A good corn muffin is light, but not frivolous.
 

Time: 10 minutes to make, 20 to bake

These muffins are tender, lightly sweetened, and richly flavored — something of an improved Yankee cornbread with a crisp 360 patina. They get in and out of the oven in a snap and reheat beautifully—even in the microwave.

Equipment Mise en Place
For this recipe you will need a standard-size muffin tin, a small saucepan, a large mixing bowl, a whisk, and a 4-cup liquid measuring cup for portioning (if you have one).

Ingredients
Vegetable oil spray—or additional vegetable oil for greasing the pan
6 tablespoons (3 ounces) unsalted butter
4 tablespoons vegetable oil
2 cups whole milk
1 1/4 cups (6.25 ounces) Anson Mills Fine White or Yellow Cornmeal
1 1/2 cups (7.5 ounces) all-purpose flour
1/4 cup (1.75 ounces) granulated sugar
1 tablespoon baking powder
1/2 teaspoon fine sea salt

Directions
1. Adjust an oven rack to the middle position and heat the oven to 425 degrees. Spray or paint a standard-size 12-muffin tin with vegetable oil spray and set aside.

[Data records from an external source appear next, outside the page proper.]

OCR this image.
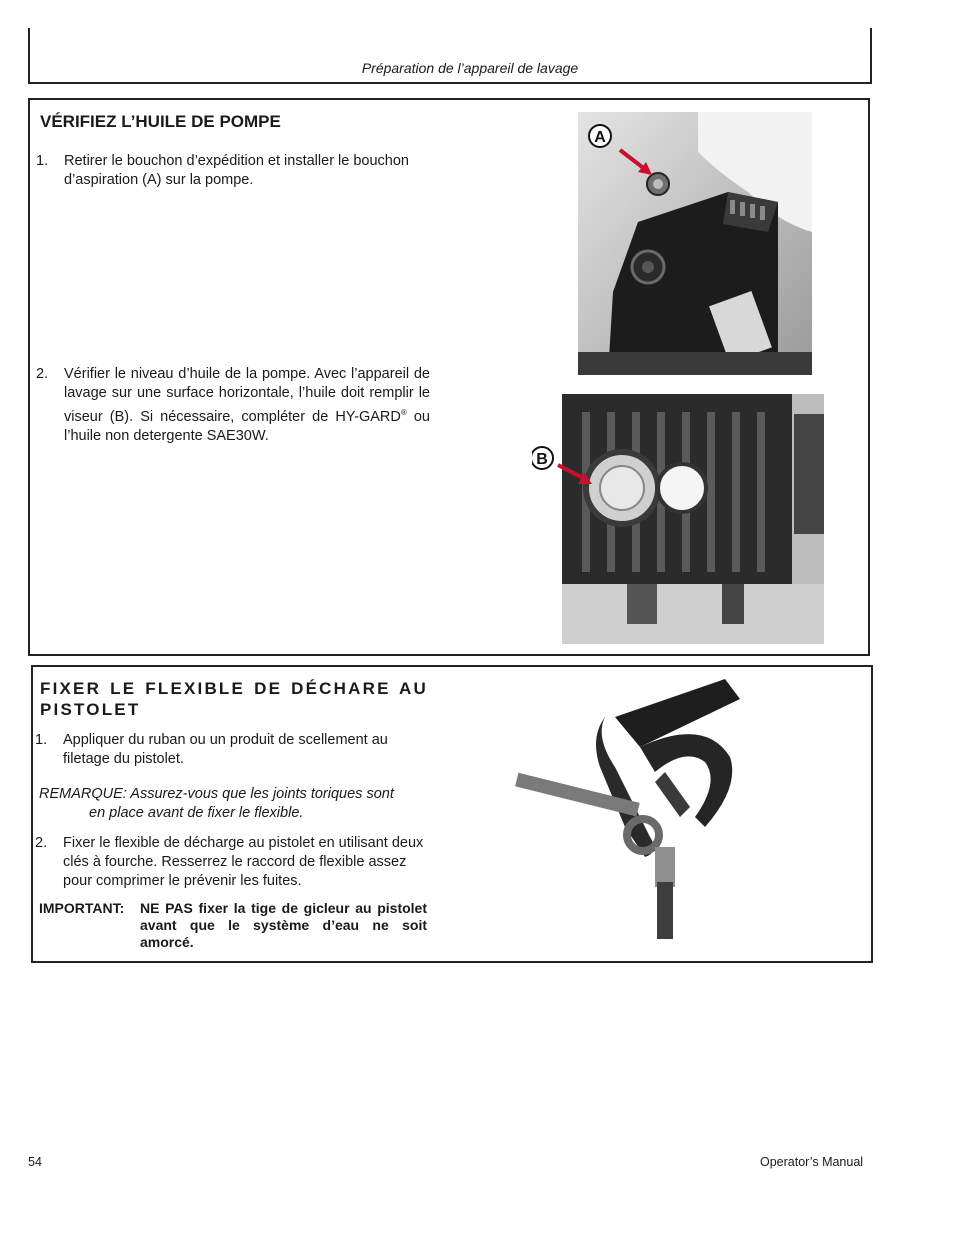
Préparation de l’appareil de lavage
VÉRIFIEZ L’HUILE DE POMPE
1. Retirer le bouchon d’expédition et installer le bouchon d’aspiration (A) sur la pompe.
2. Vérifier le niveau d’huile de la pompe. Avec l’appareil de lavage sur une surface horizontale, l’huile doit remplir le viseur (B). Si nécessaire, compléter de HY-GARD® ou l’huile non detergente SAE30W.
A
B
FIXER LE FLEXIBLE DE DÉCHARE AU PISTOLET
1. Appliquer du ruban ou un produit de scellement au filetage du pistolet.
REMARQUE: Assurez-vous que les joints toriques sont
en place avant de fixer le flexible.
2. Fixer le flexible de décharge au pistolet en utilisant deux clés à fourche. Resserrez le raccord de flexible assez pour comprimer le prévenir les fuites.
IMPORTANT: NE PAS fixer la tige de gicleur au pistolet avant que le système d’eau ne soit amorcé.
54	Operator’s Manual
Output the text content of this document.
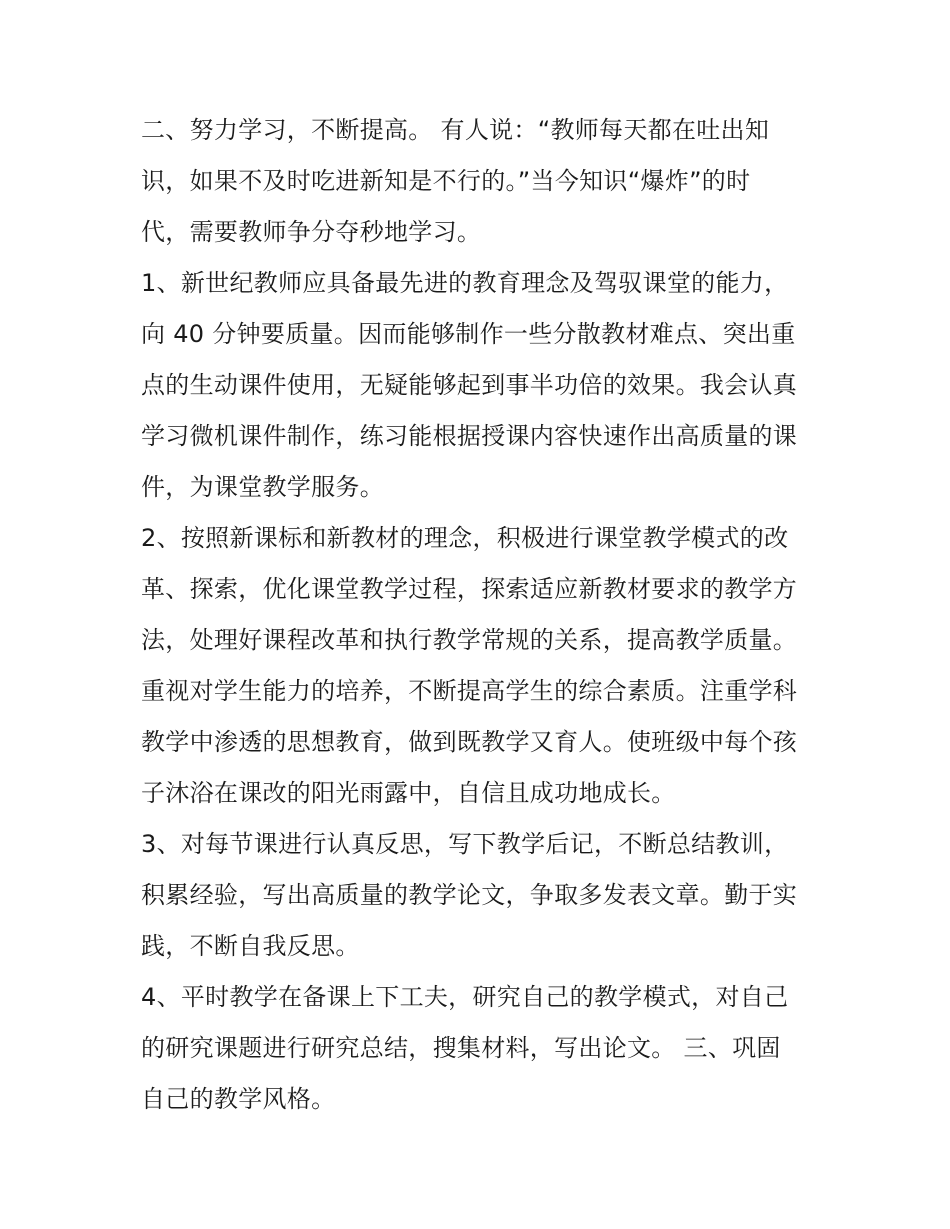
二、努力学习，不断提高。 有人说：“教师每天都在吐出知
识，如果不及时吃进新知是不行的。”当今知识“爆炸”的时
代，需要教师争分夺秒地学习。
1、新世纪教师应具备最先进的教育理念及驾驭课堂的能力，
向 40 分钟要质量。因而能够制作一些分散教材难点、突出重
点的生动课件使用，无疑能够起到事半功倍的效果。我会认真
学习微机课件制作，练习能根据授课内容快速作出高质量的课
件，为课堂教学服务。
2、按照新课标和新教材的理念，积极进行课堂教学模式的改
革、探索，优化课堂教学过程，探索适应新教材要求的教学方
法，处理好课程改革和执行教学常规的关系，提高教学质量。
重视对学生能力的培养，不断提高学生的综合素质。注重学科
教学中渗透的思想教育，做到既教学又育人。使班级中每个孩
子沐浴在课改的阳光雨露中，自信且成功地成长。
3、对每节课进行认真反思，写下教学后记，不断总结教训，
积累经验，写出高质量的教学论文，争取多发表文章。勤于实
践，不断自我反思。
4、平时教学在备课上下工夫，研究自己的教学模式，对自己
的研究课题进行研究总结，搜集材料，写出论文。 三、巩固
自己的教学风格。
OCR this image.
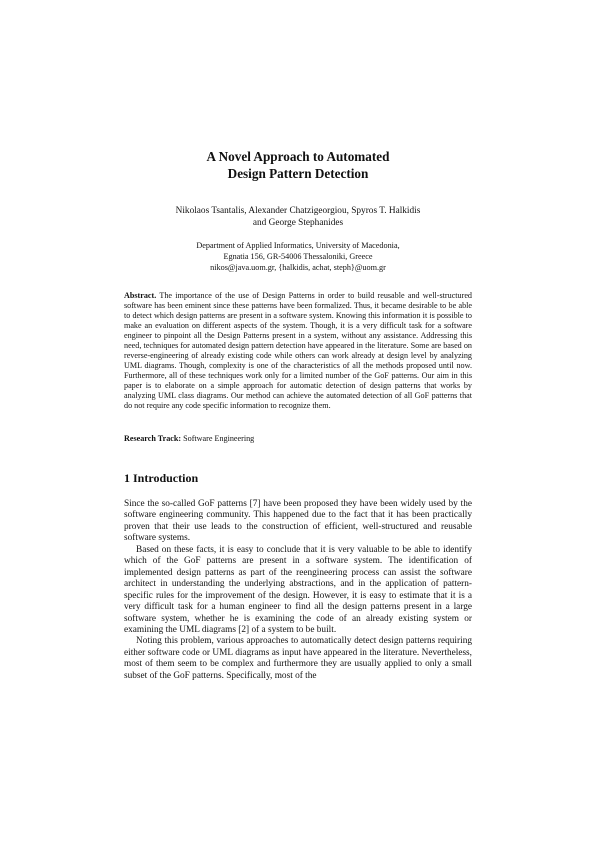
A Novel Approach to Automated
Design Pattern Detection
Nikolaos Tsantalis, Alexander Chatzigeorgiou, Spyros T. Halkidis
and George Stephanides
Department of Applied Informatics, University of Macedonia,
Egnatia 156, GR-54006 Thessaloniki, Greece
nikos@java.uom.gr, {halkidis, achat, steph}@uom.gr
Abstract. The importance of the use of Design Patterns in order to build reusable and well-structured software has been eminent since these patterns have been formalized. Thus, it became desirable to be able to detect which design patterns are present in a software system. Knowing this information it is possible to make an evaluation on different aspects of the system. Though, it is a very difficult task for a software engineer to pinpoint all the Design Patterns present in a system, without any assistance. Addressing this need, techniques for automated design pattern detection have appeared in the literature. Some are based on reverse-engineering of already existing code while others can work already at design level by analyzing UML diagrams. Though, complexity is one of the characteristics of all the methods proposed until now. Furthermore, all of these techniques work only for a limited number of the GoF patterns. Our aim in this paper is to elaborate on a simple approach for automatic detection of design patterns that works by analyzing UML class diagrams. Our method can achieve the automated detection of all GoF patterns that do not require any code specific information to recognize them.
Research Track: Software Engineering
1 Introduction

Since the so-called GoF patterns [7] have been proposed they have been widely used by the software engineering community. This happened due to the fact that it has been practically proven that their use leads to the construction of efficient, well-structured and reusable software systems.

Based on these facts, it is easy to conclude that it is very valuable to be able to identify which of the GoF patterns are present in a software system. The identification of implemented design patterns as part of the reengineering process can assist the software architect in understanding the underlying abstractions, and in the application of pattern-specific rules for the improvement of the design. However, it is easy to estimate that it is a very difficult task for a human engineer to find all the design patterns present in a large software system, whether he is examining the code of an already existing system or examining the UML diagrams [2] of a system to be built.

Noting this problem, various approaches to automatically detect design patterns requiring either software code or UML diagrams as input have appeared in the literature. Nevertheless, most of them seem to be complex and furthermore they are usually applied to only a small subset of the GoF patterns. Specifically, most of the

2. Heat the butter and oil in a small saucepan over low heat until the butter melts. Pour the milk into the saucepan, stir and remove the pan from the heat. Set aside. Turn the cornmeal, flour, sugar, baking powder, and salt into a large mixing bowl and whisk to combine.

3. Pour the wet ingredients into the dry and whisk lightly until the dry ingredients are evenly moistened—do not overwork. The batter should be flowing but not runny. Using a rubber spatula, scrape the batter into a 4-cup liquid measuring cup if you have one and pour it evenly into the prepared tin. Otherwise spoon the batter evenly into the tin. Bake until the muffins are nicely risen and brown around the edges, and test clean with a toothpick, about 20 minutes. Remove from the oven and cool in the tin for 5 minutes. Lift the muffins from the tin and serve them warm with butter and honey or maple syrup.

Makes 12 muffins

 
Baking Notes
Nonstick muffin tins clean up nicely but will toughen the crust on these (or any) muffins. Simple, old-fashioned uncoated steel is the best material for heat conduction and crisping, unless, of course, you happen to have a real, honest-to-goodness working cast-iron muffin pan.